When coke begins to stick to the temperature sensors, they usually show a slightly lower temperature, as well as a lower temperature dispersion. We observed this and built a model that started to predict coking without gamma scanning. This model is still at the pilot stage, but it has already provided the following features:
- A unified interface for monitoring all the sensors on all meshes
- Advance understanding and scheduling of repairs and repair personnel workload
- Longer turnaround cycles and reduced downtime caused by repairs.
It may seem that analytics in production relates only to production itself. This is not actually true, and we also have marketing use cases. For example, we can predict market prices for certain product types.
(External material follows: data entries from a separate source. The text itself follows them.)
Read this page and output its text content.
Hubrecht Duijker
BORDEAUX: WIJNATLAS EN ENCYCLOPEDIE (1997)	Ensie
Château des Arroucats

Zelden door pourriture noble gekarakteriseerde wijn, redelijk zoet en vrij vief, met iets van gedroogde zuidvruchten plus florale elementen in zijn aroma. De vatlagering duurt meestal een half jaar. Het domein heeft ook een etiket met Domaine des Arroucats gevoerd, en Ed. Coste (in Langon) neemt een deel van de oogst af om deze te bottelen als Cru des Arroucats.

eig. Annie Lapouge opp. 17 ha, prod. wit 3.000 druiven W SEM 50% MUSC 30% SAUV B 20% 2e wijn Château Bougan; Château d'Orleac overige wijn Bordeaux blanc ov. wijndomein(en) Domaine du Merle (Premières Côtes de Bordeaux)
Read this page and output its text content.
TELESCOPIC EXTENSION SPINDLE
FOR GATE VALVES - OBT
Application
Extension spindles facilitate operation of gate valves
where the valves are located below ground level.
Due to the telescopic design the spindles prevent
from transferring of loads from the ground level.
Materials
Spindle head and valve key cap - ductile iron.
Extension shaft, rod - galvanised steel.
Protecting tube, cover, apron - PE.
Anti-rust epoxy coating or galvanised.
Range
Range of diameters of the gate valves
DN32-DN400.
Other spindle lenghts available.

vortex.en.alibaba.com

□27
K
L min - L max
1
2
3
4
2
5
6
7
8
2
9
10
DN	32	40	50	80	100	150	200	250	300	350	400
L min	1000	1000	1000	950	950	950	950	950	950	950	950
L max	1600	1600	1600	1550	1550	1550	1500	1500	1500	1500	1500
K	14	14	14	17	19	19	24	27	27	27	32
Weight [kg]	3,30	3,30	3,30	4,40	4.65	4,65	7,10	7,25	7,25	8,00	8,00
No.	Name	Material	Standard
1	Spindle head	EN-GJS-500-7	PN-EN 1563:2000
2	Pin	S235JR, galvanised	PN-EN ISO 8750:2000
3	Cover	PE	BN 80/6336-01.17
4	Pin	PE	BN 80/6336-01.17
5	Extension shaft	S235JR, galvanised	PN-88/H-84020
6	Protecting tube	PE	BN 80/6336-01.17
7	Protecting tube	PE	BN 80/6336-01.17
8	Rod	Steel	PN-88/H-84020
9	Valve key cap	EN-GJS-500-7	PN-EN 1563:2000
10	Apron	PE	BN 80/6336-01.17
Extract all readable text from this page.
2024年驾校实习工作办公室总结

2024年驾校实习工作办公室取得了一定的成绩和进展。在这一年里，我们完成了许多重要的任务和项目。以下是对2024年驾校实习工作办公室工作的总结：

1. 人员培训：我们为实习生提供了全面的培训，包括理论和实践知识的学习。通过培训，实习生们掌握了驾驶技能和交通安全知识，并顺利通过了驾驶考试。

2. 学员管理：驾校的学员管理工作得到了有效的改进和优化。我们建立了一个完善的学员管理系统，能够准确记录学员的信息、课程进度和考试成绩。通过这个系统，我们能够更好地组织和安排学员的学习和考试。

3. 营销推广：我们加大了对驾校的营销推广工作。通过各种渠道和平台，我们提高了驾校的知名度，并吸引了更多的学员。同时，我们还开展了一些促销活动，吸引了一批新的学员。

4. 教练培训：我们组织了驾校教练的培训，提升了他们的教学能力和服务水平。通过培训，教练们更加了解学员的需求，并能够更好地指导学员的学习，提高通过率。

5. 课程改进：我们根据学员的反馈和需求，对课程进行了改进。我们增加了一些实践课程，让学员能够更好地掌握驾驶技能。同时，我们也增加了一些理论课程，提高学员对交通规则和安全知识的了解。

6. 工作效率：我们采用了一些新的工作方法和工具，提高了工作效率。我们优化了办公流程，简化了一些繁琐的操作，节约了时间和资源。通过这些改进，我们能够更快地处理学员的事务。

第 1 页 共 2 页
It is important to note again that we do not build models for the sake of the models themselves; instead, we create finished products based on these models. Therefore, we have also created an ML framework, which has actually become the unified standard for model requirements. Regardless of which team created the product (it may even be a third-party contractor using the API), it is important for us that all these models use a single interface. This allows us to understand which models are working correctly, which models are beginning to degrade, which models are not working at all because of the lack of data, and so on.
When there were only 5 models, everything was simple in terms of both monitoring and support. But when there are more and more models (including products from contractors), an ML framework is a great aid, allowing each digital product to be stored — in a harmonized manner — in a container with subsequent automatic deployment of the API. We can put all the models in there and monitor them simultaneously.
This is why we use our own framework.